Patinagem a motor

O ano era 1965.

O inimaginável sucedeu nos primeiros dias em que deambulava por Johannesburg, procurando estabelecer azimutes que me orientassem nesta cidade, uma autêntica miniatura de Nova York. Na célebre “motor town” da Eloff Str., entrei numa loja que vendia materiais e equipamentos, acompanhado por um familiar, o meu ex-sogro Rui Temudo de Andrade Nogueira. Não sei porquê, mas este apresentou-me ao proprietário como um campeão de hóquei em patins e aí o homem abriu os olhos, como se um anjo tivesse caído do céu. Virou-se imediatamente e foi até ao fundo do armazém, voltando pouco depois com uma caixa que pousou à minha frente e que abriu.

Há anos que mandei vir este brinquedo dos Estados Unidos e a experiência que fiz com ele resultou desastrosa – disse então, com um sorriso estampado no rosto – O senhor é campeão, portanto faça-me o gosto de o testar!

Imaginem… uns patins com botins de senhora, de patinagem artística, e um pequeno motor a gasolina que se coloca nas costas, seguro por um par de correias, tipo mochila.
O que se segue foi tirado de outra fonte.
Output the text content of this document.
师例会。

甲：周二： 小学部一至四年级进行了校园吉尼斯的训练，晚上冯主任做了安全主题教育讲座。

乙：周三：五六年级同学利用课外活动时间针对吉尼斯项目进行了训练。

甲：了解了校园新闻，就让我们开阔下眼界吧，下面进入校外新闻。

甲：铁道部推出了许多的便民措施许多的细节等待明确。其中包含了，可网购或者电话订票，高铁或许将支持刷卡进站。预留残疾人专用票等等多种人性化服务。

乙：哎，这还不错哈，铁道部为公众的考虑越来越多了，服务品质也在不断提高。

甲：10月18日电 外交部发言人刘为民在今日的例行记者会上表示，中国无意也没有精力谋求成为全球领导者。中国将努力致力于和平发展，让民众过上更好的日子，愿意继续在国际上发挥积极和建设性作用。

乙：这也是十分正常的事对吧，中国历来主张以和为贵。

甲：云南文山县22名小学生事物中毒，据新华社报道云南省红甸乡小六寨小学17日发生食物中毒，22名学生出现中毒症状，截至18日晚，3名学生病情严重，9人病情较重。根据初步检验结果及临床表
Ao ajudar-me a equipar, o olhar jocoso do dono da loja, não sei se por antecipar algum estouro da minha parte, mexeu comigo e disse-lhe então para encher o tanque da gasolina e dar o puxão à corda, o que fez tal como se accionasse um “fora de bordo” das embarcações. Do motor ruidoso, partiam dois cabos flexíveis, um rotativo que foi acoplado a uma roda traseira e outro a terminar numa pega de mão, semelhante à das motas, com o respectivo acelerador manual. Apertei-o suavemente e o engate verificou-se, fazendo girar a roda e lá fui eu uns metros dentro da loja. Para parar, bastou-me libertar o acelerador, e seria mesmo uma solução largá-lo, se antecipasse uma queda.

Para mostrar ao homem que um campeão não deixa as coisas a meio, saí porta fora para o passeio e deste para a avenida de quatro vias, em plena hora de ponta, cheia de carros, acompanhando-os até darmos com o semáforo vermelho, onde parámos. Os motoristas, com as cabeças de fora das janelas, atiravam piadas e sorriam, apontando para mim como se fosse um extra-terrestre. Pois bem, escondido pelo capacete e a viseira que levava, acelerei, esquivei-me entre as viaturas, subi o passeio e regressei todo lesto, entrando na loja, debaixo dos aplausos do patrão e do pessoal. O meu familiar ria-se, com o espanto provocado por aquele acontecimento inédito. Eu, por meu lado, tive de desembaraçar-me do proprietário que a todo custo procurava vender-me a geringonça. Foi uma experiência interessante, além de ter sido a primeira vez que calcei patins na África do Sul.

Nunca pensei que me estreasse assim, nem nunca mais vi apetrecho semelhante!